In September, China’s CPI fell by 0.3% year-on-year, contrary to the expected decline of 0.1%

    by VT Markets
    /
    Oct 15, 2025

    China’s Consumer Price Index (CPI) fell by 0.3% year-on-year in September, compared to a 0.4% decline in August. Market expectations were set at -0.1% for the period. Month-on-month, CPI inflation rose slightly by 0.1%, which was lower than the anticipated 0.2%.

    The Producer Price Index (PPI) decreased by 2.3% year-on-year in September, improving from August’s 2.9% drop and aligning with market predictions. This data was released amidst rising trade tensions between China and the US, with these figures potentially influencing various markets.

    Impact On The Australian Dollar

    At the time of reporting, the AUD/USD pair rose by 0.25%, trading at 0.6502. The Australian Dollar showed strength against several major currencies, particularly the New Zealand Dollar. Fluctuations in China’s economy often impact the Australian Dollar due to strong trade ties, affecting Australia’s economic metrics.

    The Reserve Bank of Australia’s interest rates, iron ore prices, and China’s economic health are key factors influencing the Australian Dollar. Australia’s trade balance can also impact the currency’s value. Generally, a positive trade balance or rising iron ore prices boosts the Australian Dollar, while a poor trade balance or declining prices can weaken it.

    The recent Chinese inflation data showing a -0.3% year-over-year drop is a clear warning sign for the coming weeks. This deflationary pressure is worse than expected and signals that weak domestic demand in China may be more entrenched than we thought.

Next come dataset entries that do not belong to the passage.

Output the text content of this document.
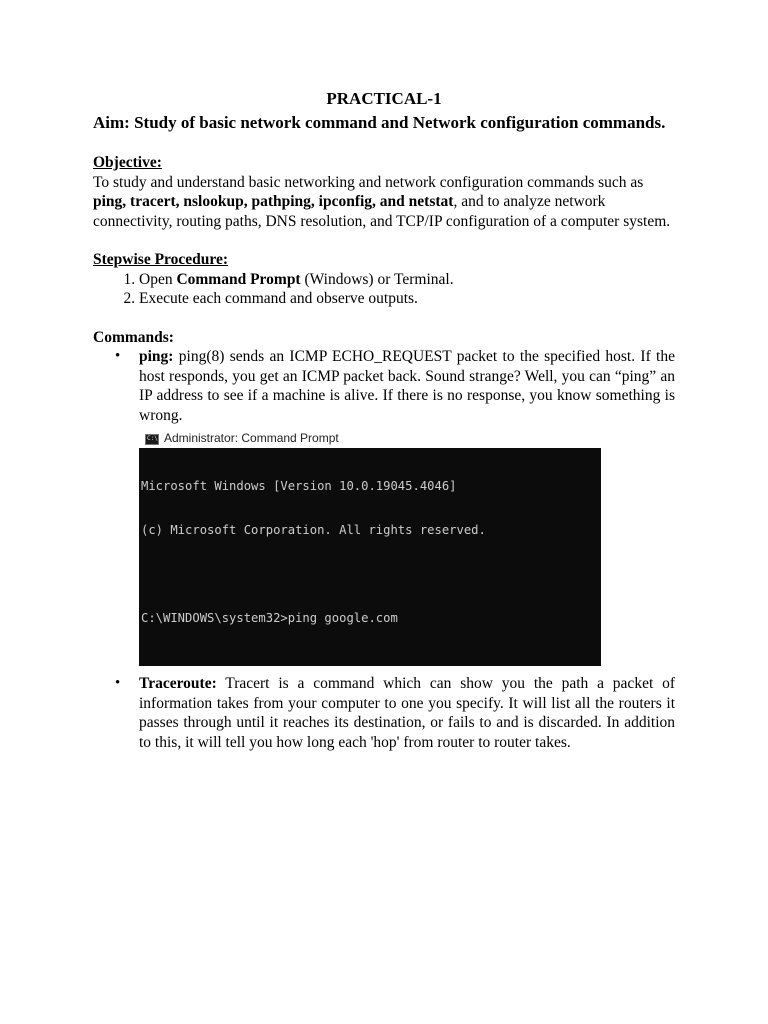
PRACTICAL-1
Aim: Study of basic network command and Network configuration commands.

Objective:

To study and understand basic networking and network configuration commands such as ping, tracert, nslookup, pathping, ipconfig, and netstat, and to analyze network connectivity, routing paths, DNS resolution, and TCP/IP configuration of a computer system.

Stepwise Procedure:

1. Open Command Prompt (Windows) or Terminal.
2. Execute each command and observe outputs.

Commands:

• ping: ping(8) sends an ICMP ECHO_REQUEST packet to the specified host. If the host responds, you get an ICMP packet back. Sound strange? Well, you can “ping” an IP address to see if a machine is alive. If there is no response, you know something is wrong.
C:\
Administrator: Command Prompt

Microsoft Windows [Version 10.0.19045.4046]

(c) Microsoft Corporation. All rights reserved.

C:\WINDOWS\system32>ping google.com

• Traceroute: Tracert is a command which can show you the path a packet of information takes from your computer to one you specify. It will list all the routers it passes through until it reaches its destination, or fails to and is discarded. In addition to this, it will tell you how long each 'hop' from router to router takes.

For us, this confirms that bearish strategies on assets tied to Chinese growth are now more attractive.

    The Australian dollar is particularly vulnerable given its strong economic ties to China. We’ve already seen Australia’s latest trade data from August 2025 show a sharp 5% fall in exports to China, which significantly narrowed the trade surplus. Therefore, buying put options on the AUD/USD or establishing short positions in AUD futures contracts could be a prudent way to position for further downside.

    Commodity Market Effects

    This weakness extends directly to key commodities, especially iron ore, which is Australia’s largest export. With China’s producer prices also falling, industrial demand is clearly waning, and we have seen iron ore futures on the Dalian exchange recently break below the key $100 per tonne level for the first time since early 2025. This trend supports positions that anticipate lower commodity prices in the weeks ahead.

    Looking back at the data from the past few months in 2025, this isn’t an isolated event but part of a broader pattern of slowing growth. China’s official Q3 2025 GDP growth came in at 4.2%, missing analyst forecasts, while new home prices have now fallen for five consecutive months. This sustained economic drag makes a quick and robust recovery seem increasingly unlikely.

    The Reserve Bank of Australia will find it difficult to justify further rate hikes in this environment, which will continue to dampen the AUD’s appeal. In fact, interest rate swap markets are now pricing in only a 15% chance of another RBA hike by the end of 2025, a significant drop from over 50% just a month ago. This creates a potential divergence with the US Federal Reserve’s policy, likely adding further downward pressure on the AUD/USD pair.